Alfred Harrievich Schnittke (1934-1998)

Alfred Schnittke: Dialogue for cello and ensemble (1965)

Posted in Recordings by R.A.D. Stainforth on October 18, 2011

Alfred Schnittke

Posted in Articles by R.A.D. Stainforth on June 24, 2010

New Grove Dictionary of Music & Musicians

Alfred Schnittke first studied privately in Vienna (1946–8), where his father was working; this decisive experience was to have a decisive effect on his work as a composer since this exposure to the Austro-German cultural tradition fundamentally influenced his future tastes and approach to form and vocabulary throughout his career. On his return to Russia, Schnittke studied in the Choirmasters’ Department at the October Revolution Music College in Moscow (1949–53) as well as studying theory privately with Iosif Rïzhkin. He later enrolled at the Moscow Conservatory (1953–8, and as a postgraduate 1958–61), where his teachers were Yevgeny Golubev and Nikolay Rakov. Schnittke later observed that his ‘polystylism’ could be traced to the filling of gaps in his musical knowledge during these years. He himself taught instrumentation at the Conservatory for a decade from 1962, and from this time worked as a freelance composer, writing for the theatre and for film as well as concert works. Between 1962 and 1984 he wrote a total of 66 film scores for Mosfilm and other Soviet film companies: this aspect of his life was to have an important technical influence upon his career as a concert composer. During the course of his life he also wrote a large number of articles concerning various issues in contemporary music, and lectured extensively in Russia and Germany.
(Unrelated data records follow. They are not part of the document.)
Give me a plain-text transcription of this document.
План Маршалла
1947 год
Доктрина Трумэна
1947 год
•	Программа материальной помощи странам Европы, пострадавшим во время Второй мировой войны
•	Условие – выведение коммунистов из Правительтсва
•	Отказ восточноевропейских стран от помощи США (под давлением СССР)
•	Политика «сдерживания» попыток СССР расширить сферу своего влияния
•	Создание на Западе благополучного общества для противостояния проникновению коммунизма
Though Schnittke’s growing reputation permitted him numerous journeys abroad from the 1980s onwards, before then his trips outside the Soviet Union had been restricted to one in 1967 to hear Dialogue in Warsaw and another in 1977 to Germany and Austria, as a keyboard player with the Lithuanian Chamber Orchestra. His inevitably complicated relationship with the Soviet regime began with the condemnation of his oratorio Nagasaki by the Union of Composers in 1958. He was subsequently well-treated by the Union, and received commissions from the Ministry of Culture and from two opera companies, but when he was asked to conform to a less experimentalist ideal after completing his second opera – ‘African Ballad’ – he no longer enjoyed official approval. Due to the more liberal attitude of the Krushchyov era, Schnittke and other young composers saw formerly sanctioned scores by Western composers; he was thus able to analyze in great detail not only the music of Stravinsky, Schoenberg, Berg and Webern, but also Stockhausen, Nono and Ligeti. These analyses led to his abandonment of serial techniques. At the same time, however, he was constantly attacked in official publications such as Sovetskaya muzïka. After its première in Gor’kiy in 1974, his First Symphony was to all intents and purposes banned from performance in the wake of Khrennikov’s blanket condemnation of it. This situation changed only when Gorbachyov came to power in 1985.

It was precisely from this time onwards, when, paradoxically, he was finally able to travel to attend performances of his works outside the Soviet Union, that Schnittke began to be plagued by health problems, beginning with a serious stroke in June that year. A second occurred in 1991, a year after he had moved to Hamburg, where he was teaching composition as the Hochschule für Musik und Theater, and from that point on Schnittke’s music became more austere and more obviously concerned with mortality. He suffered another stroke in 1994, but did not cease to compose; he died in 1998 in his adopted city of Hamburg.

Later in life Schnittke was the recipient of numerous international prizes and awards, including the Russian State Prize (twice, in 1986 and 1995) and awards from Austria, Germany and Japan. He was made a member of the Academies of Arts of Munich, Stockholm, Hamburg, Berlin and London, and given honorary membership of several others.